Defining Morphology: Floral
Features: Flowers are 5-merous, heterostylous, actinomorphic and bisexual.
Inflorescences are determinate, solitary or umbel-like. Corolla is clawed.
Stamens are united. Ovaries are superior with axile placentation. Fruit
and Seed Features: Dicotyledon. Fruit a ribbed loculicidal capsule or berry.
Vegetative Features: Mostly herbs with bulb-like tuber or fleshy rhizomes,
shrubs and trees. Leaves alternate, palmately compound, with a sour taste.

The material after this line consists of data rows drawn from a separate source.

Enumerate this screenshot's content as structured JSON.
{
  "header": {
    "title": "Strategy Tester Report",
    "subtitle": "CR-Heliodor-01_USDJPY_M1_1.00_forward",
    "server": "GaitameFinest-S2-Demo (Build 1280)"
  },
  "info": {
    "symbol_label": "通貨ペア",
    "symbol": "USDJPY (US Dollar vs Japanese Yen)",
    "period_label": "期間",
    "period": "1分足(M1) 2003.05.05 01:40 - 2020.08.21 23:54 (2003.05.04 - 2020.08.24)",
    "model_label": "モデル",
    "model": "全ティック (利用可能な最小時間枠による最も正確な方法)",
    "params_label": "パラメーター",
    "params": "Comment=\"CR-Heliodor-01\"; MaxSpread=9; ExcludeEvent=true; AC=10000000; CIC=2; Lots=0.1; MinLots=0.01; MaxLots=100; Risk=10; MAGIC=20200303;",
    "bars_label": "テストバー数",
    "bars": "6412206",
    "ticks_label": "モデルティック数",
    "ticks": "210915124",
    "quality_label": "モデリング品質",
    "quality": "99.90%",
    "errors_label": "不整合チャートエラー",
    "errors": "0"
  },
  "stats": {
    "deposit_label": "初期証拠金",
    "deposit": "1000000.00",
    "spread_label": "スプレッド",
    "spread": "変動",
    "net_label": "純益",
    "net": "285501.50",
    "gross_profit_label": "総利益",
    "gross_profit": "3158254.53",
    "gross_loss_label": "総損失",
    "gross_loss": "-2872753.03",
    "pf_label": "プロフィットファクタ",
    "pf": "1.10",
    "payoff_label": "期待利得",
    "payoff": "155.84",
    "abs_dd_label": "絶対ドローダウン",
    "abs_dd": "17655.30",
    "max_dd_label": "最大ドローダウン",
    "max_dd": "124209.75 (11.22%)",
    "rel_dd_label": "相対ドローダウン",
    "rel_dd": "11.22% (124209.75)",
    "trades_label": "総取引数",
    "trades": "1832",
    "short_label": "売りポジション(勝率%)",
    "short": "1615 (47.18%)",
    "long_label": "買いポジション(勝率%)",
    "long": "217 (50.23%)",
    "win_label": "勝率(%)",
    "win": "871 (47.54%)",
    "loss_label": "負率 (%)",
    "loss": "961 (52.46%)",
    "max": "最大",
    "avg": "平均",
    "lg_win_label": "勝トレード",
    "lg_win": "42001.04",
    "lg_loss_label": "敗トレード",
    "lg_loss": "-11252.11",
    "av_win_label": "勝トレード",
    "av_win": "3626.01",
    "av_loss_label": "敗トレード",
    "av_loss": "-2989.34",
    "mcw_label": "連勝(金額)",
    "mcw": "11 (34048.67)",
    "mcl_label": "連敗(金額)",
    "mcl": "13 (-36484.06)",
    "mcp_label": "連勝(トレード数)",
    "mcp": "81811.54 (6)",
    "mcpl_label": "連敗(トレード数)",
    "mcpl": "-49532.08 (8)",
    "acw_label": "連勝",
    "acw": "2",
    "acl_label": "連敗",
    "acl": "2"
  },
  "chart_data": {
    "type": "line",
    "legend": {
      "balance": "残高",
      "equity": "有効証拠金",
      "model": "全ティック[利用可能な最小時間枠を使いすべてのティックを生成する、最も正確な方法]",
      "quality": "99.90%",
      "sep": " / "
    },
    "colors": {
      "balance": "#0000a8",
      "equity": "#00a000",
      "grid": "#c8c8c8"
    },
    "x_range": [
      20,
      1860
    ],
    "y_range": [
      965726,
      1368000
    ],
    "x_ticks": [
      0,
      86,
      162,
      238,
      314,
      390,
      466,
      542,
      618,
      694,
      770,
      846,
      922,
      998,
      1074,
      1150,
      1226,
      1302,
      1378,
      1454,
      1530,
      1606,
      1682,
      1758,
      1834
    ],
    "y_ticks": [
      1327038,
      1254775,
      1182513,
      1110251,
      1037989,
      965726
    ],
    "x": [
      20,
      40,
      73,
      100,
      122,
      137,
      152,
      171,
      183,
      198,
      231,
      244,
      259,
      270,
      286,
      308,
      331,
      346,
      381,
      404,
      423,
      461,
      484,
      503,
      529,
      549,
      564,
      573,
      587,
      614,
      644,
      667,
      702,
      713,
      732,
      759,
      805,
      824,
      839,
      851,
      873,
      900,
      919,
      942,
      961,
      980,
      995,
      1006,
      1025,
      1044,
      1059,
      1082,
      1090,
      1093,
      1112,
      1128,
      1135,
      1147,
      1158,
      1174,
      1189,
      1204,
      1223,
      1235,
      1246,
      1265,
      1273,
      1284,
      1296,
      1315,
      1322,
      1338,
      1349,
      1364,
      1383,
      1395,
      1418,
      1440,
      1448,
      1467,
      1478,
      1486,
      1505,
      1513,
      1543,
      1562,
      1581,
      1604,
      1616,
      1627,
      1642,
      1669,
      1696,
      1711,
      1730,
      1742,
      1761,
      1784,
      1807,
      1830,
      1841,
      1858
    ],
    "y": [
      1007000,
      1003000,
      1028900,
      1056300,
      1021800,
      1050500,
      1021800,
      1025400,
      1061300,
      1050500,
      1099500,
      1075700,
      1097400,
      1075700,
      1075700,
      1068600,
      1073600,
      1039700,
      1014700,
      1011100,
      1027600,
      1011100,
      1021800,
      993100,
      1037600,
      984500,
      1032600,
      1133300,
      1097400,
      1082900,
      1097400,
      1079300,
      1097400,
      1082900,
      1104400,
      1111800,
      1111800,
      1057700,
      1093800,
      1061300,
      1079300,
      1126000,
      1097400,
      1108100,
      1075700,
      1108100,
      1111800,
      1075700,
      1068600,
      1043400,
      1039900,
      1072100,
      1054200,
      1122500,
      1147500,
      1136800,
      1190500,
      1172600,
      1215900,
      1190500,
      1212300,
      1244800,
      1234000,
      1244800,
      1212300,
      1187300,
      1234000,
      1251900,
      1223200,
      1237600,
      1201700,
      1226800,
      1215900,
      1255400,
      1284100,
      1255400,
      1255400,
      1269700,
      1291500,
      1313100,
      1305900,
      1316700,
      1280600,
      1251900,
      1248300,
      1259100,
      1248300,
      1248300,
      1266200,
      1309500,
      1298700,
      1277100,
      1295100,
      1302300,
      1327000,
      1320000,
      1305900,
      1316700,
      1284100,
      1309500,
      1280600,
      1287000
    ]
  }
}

Leaves have pulvinate leaflets.
Distribution: Widespread in
the tropics and subtropics.
Economic Use: The leaves of
some species and the tubers of others are eaten (Oxalis tuberosa),
while the fruit of one species (Averrhoa carambola) is produced
economically as the "star fruit". The distinctive tripartate
leaves is the source of the Irish "shamrock".